In our conversation, President Obama explained my story back to make sure he understood: “So you’ve got all these small farmers, and they all came together to better compete with big agribusiness.”
“That’s right,” I told him. “We created a network in the villages and each network worked together as the Saloum Federation of Corn Producers.”
I explained that our larger numbers afforded us better access to credit, with which our federation was able to access modern farm equipment, like the 12 tractors we have today. I pointed to a picture of the tractors on the display at the agricultural technology marketplace prepared for the president, and he asked me if I could drive a tractor myself.
“No, but I want to learn,” I said, knowing he was teasing me. But I really am going to learn.
To meet President Obama was wonderful. He seemed very happy to hear how a U.S. Government project was helping me and the members of our network. He was also very happy to hear that we now have enough good-quality, locally-grown corn for our own consumption and enough left over to sell, and that we are improving the quality of our seeds and equipment for the next growing season.
We want to make all producers in south-central Senegal aware of how we are producing quality corn so that we can be competitive with imports, find business opportunities, and sell our products at good prices.

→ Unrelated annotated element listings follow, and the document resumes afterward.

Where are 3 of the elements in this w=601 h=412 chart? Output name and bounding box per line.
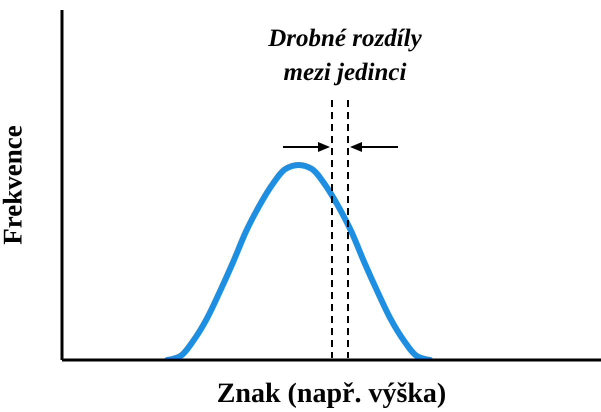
x-axis-title: Znak (např. výška) (216, 378, 446, 409)
y-axis-title: Frekvence (0, 125, 28, 245)
text: Drobné rozdíly mezi jedinci (267, 24, 423, 88)
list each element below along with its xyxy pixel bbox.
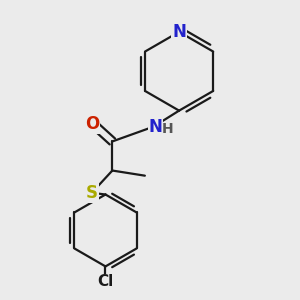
Text: N: N bbox=[172, 23, 186, 41]
Text: N: N bbox=[148, 118, 162, 136]
Text: O: O bbox=[85, 115, 99, 133]
Text: H: H bbox=[162, 122, 174, 136]
Text: Cl: Cl bbox=[98, 274, 114, 289]
Text: S: S bbox=[86, 184, 98, 202]
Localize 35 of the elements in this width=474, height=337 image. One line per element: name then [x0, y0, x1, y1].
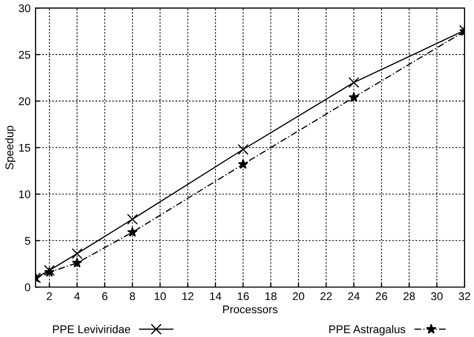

Going back to before I had ever heard of USAID or Feed the Future, I was planting two hectares of maize a year. With USAID’s support, Feed the Future helped my little group access seasonal bank credit, with which we bought more seed and fertilizer than ever previously possible.
A year later, I planted 13 hectares and my income tripled. The 2011 harvest was a bad one, with a severe drought hitting our region hard. But the quality of the new seed was so good that despite the lack of rain, I still managed to increase my yield to 15 tons and earn close to $5,000 that year.
That money helped the federation qualify for a loan big enough to buy a brand-new tractor worth $35,000. The tractor has helped us prepare more than 350 hectares of land in our area. In 2012, my own cultivation grew to 18 hectares, including three hectares in new high-yielding hybrid varieties.
All this time our network was growing. In 2012, I was elected president of the new federation, which by then had 2,500 members. Now we can negotiate directly with banks, agro-dealers and buyers from the animal feed industry and today can speak for more than 3,000 corn farmers, both women and men, with the Senegalese government and the private sector with which we deal each day. This last season we produced nearly 4,500 tons, 3,000 of which was sold for a profit that will help us increase our yields still more next year.
Like the corn we cultivate, I feel the success of our federation can grow as high as our dreams. For a simple farmer from rural Senegal, to be successful enough to meet the American president shows that big dreams can come true after all.